Ever since he delivered four short pages to Congress on March 24 declaring Donald Trump cleared of criminality while providing none of the underlying evidence, Barr has repeatedly been forced to justify his actions. In his follow-up letter to Congress five days later, Barr claimed the four-page communication was never meant to be a summary of Mueller's 400-page report, even though he himself had characterized his first letter as an effort to "summarize" Mueller's principal findings. In that letter, Barr also detailed the redactions he was busily making to Mueller's report, including any information related to grand jury material, sensitive intelligence operations, ongoing federal investigations, and what Barr called "peripheral" people whose privacy could be violated. In effect, Barr was laying out a rationalization for his redactions that would provide him wide discretionary latitude.
But following reports that Mueller's prosecutors had prepared summaries of their work intended for public consumption with few, if any, redactions, Barr once again sought to justify his lengthy redaction process. A Justice Department spokeswoman claimed that "every page" of the report was designated as potentially containing grand jury material and "therefore could not be publicly released."
But that was nothing but a complete and total dodge. The grand jury marking is used liberally and doesn't necessarily indicate there's sensitive information on every page of the report. In addition, even if some details of the report aren't appropriate for public consumption, there's no reason Barr couldn't have turned the entirety of Mueller's findings over to Congress, which handles grand jury material and sensitive information all the time. In fact, Barr could have sought an immediate court order to make the grand jury information available to Congress.
“It’s disturbing there has been no announcement of any effort to ask the presiding judge of the grand jury to clear the material,” Walter Dellinger, a Duke University law professor and a former U.S. solicitor general, told the Washington Post. “The amount of legitimate redactions should be quite small,” he said. “I don’t believe there is any reason to redact any material for the sole reason that it is derived from grand jury proceedings.”
Every day that passes is another day in which Barr is slicing and dicing Mueller's report.

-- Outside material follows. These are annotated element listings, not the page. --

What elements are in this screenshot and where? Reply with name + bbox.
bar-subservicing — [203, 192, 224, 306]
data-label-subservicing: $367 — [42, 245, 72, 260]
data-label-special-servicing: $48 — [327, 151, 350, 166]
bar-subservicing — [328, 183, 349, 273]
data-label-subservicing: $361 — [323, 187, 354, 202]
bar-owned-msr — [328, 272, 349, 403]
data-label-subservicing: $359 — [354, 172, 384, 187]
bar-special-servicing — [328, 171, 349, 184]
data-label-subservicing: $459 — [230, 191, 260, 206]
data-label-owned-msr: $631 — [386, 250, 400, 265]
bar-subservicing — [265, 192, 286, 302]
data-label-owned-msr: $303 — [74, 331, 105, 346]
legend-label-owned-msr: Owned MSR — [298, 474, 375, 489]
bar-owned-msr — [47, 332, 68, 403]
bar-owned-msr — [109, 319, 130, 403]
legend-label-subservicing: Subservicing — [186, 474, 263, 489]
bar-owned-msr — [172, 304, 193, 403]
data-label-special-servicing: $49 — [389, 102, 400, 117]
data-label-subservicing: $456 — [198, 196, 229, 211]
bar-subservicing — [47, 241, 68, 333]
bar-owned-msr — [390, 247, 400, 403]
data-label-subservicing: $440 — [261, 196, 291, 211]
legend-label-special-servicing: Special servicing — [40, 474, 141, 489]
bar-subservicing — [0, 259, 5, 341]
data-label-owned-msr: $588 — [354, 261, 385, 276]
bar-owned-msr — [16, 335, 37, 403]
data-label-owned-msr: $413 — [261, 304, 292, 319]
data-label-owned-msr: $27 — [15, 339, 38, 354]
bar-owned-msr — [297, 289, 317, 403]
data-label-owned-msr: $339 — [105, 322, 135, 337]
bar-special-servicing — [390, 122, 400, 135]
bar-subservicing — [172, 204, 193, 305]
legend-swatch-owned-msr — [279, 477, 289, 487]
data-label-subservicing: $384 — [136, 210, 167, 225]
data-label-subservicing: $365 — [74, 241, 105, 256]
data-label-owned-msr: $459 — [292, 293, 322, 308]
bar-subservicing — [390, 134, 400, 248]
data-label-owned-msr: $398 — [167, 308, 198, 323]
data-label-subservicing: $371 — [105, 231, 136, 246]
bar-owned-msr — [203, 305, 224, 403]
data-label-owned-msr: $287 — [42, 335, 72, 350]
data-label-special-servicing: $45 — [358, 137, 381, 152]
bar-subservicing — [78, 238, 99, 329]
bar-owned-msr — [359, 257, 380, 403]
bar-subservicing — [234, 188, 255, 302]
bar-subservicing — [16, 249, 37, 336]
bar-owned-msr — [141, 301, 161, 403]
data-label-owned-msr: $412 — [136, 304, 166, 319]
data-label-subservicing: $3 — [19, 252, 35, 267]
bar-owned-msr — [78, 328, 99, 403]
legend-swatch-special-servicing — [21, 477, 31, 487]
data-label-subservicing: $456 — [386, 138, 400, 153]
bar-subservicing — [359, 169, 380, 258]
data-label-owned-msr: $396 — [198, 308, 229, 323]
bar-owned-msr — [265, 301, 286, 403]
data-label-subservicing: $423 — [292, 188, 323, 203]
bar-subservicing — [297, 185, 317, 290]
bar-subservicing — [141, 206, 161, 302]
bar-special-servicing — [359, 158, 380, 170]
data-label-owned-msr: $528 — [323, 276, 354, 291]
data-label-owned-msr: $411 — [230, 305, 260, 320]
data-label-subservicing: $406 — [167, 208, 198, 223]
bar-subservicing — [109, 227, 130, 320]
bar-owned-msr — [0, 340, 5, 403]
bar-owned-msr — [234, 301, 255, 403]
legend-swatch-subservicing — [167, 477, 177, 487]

Not a single one of his communications to Congress thus far has been satisfactory enough that it didn't require a second effort to explain his actions. As another Duke law professor, Samual Buell, told the New York Times: "There is going to be an awful lot of redaction, and the question becomes, ‘What is Congress going to do about that?’ It seems to me that they can and should go to court. It’s not up to the Justice Department to make the final decision about what Congress sees.”